The Cross is the center of the Christian faith, though it takes the entire Weekend (Good Friday and Easter Morn) to accomplish the gospel work of God.

But, the Cross is often truncated into an event that deals exclusively with sin as transgression (sin is transgression, and a lot more) for the purpose of preparing people for the Celestial City (which it does, and again a lot more). I call this truncated version of the gospel the Good Friday Onliy Gospel. The Cross, if we look more seriously at the Bible, is so much more.

That is why, in the Jesus Creed, I devoted sections to God’s physical sympathy with our suffering, to God’s liberating us from our fallen condition, to the Cross of Christ as a paradigm of Christian existence. The Cross is all this, and still even more.

If you haven’t looked yet at Os Guinness’s new book, “Unspeakable,” then you might want to when you are browsing at your local bookstore. Guinness, who has been writing salty treatises since the days when he wrote “The Dust of Death” (a first look at Eastern religions in the heady days when Francis Schaeffer was chopping wood in Switzerland and stoking fires in the USA). Unspeakable takes on the twin problems of suffering and evil (they are not the same) and the Twin Towers lay in a heap of ruins behind every page. After taking us through several important questions, he comes to the issue of whether or not the differences (between the Eastern religions and Christianity/Judaism) make a difference. His chapter on Christianity is worth every penny you might spend on the book.

He sets up the “resolution” of the Christian faith by examining the old line of Augustine: If he God is all-good, he would will only good; if all-powerful, he could do whatever he wanted. Since there is evil, either God is not all-good or he is not all-powerful. Well, no one who faces the words of those lines can walk away unscathed. Hinduism, Guinness states, avoids evil by withdrawal. But the God of the Christian faith stares evil and suffering in the face and he does so preeminently in the Cross (and here Guinness forgets the resurrection and Pentecost, which is a pity because they would strengthen his case).

Never mind about that. Three Christian responses to suffering and evil are found: (1) God faces evil by the message that the world should be because it was created otherwise; (2) God faces suffering as an all-good God by absorbing wounds himself; and (3) God’s power remains an eschatological hope (here he has forgotten both Resurrection and Pentecost, rendering the power of God entirely a future hope when it has present restoring powers).

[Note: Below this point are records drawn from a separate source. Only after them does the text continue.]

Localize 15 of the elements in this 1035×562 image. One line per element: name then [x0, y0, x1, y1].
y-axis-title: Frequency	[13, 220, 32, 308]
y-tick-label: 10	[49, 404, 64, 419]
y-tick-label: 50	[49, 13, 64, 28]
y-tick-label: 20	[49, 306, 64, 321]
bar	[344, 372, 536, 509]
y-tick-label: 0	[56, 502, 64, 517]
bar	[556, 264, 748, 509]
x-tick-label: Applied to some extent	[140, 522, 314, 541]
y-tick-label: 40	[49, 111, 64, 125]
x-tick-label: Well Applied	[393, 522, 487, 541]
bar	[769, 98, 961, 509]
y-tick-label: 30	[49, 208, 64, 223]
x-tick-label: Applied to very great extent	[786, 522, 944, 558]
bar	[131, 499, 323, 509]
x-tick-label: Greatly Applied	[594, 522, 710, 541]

Still, the sweep of Guinness tells the story: the Christian story is one in which God absorbs pain, deals with evil, and creates new possibilities (I’d say through both the Cross as paradigm and the Resurrection as power and Pentecost as enablement). When theologians write as Guiness does, and I don’t agree with all he has written, we find ideas that neither minimize the human condition, what I call the Cracked Eikon condition, nor slink away from bold and realistic realities.

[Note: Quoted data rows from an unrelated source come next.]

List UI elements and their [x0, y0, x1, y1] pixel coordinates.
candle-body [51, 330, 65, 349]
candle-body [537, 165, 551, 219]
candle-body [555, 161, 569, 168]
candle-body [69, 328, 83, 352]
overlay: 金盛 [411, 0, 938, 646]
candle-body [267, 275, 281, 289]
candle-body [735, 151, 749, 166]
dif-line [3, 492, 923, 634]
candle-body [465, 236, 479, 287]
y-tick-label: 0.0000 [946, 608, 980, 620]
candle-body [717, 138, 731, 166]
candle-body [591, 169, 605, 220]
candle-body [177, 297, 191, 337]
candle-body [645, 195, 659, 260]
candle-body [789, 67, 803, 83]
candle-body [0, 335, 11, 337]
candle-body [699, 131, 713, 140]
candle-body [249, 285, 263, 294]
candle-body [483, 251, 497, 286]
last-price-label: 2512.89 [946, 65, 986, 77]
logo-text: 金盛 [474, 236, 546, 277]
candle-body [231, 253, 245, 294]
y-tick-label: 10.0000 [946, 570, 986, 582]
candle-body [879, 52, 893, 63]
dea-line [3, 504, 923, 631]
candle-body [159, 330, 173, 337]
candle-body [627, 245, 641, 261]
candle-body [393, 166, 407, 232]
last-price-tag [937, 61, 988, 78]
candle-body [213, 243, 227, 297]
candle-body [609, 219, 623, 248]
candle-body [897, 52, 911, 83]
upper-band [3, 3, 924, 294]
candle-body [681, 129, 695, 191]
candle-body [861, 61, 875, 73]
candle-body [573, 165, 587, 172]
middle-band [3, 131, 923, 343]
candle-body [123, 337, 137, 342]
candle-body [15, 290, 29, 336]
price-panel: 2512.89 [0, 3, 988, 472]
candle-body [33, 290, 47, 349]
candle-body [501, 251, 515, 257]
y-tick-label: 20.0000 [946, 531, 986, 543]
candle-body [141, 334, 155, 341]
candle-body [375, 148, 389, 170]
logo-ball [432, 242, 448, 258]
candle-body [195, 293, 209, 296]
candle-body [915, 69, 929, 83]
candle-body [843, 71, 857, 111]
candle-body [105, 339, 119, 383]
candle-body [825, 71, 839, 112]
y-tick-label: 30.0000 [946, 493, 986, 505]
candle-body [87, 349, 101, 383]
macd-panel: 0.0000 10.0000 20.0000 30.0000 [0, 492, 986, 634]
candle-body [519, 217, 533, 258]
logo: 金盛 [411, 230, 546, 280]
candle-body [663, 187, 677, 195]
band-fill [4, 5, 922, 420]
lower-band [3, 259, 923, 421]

To adapt a line Guinness uses from a Portuguese parable: God makes things right with crossed lines. It takes a story a long time to fill in those lines.

Blogs to come: I’ll be blogging on McLaren’s “The Last Word,” on Jim Wallis’ “God’s Politics,” and then perhaps on what we mean when we discuss the “unity” of the Bible. I’ve got grading, Baccalaureate and Commencement to attend to over the next few days, along with reading the proofs of a monograph coming out from Baylor Univ Press this fall, so I may not be able to keep up the pace. In the meantime, I’ll also be blogging some on favorite essayists, and I’ll begin that with Alan Jacobs’ two wonderful books of essays.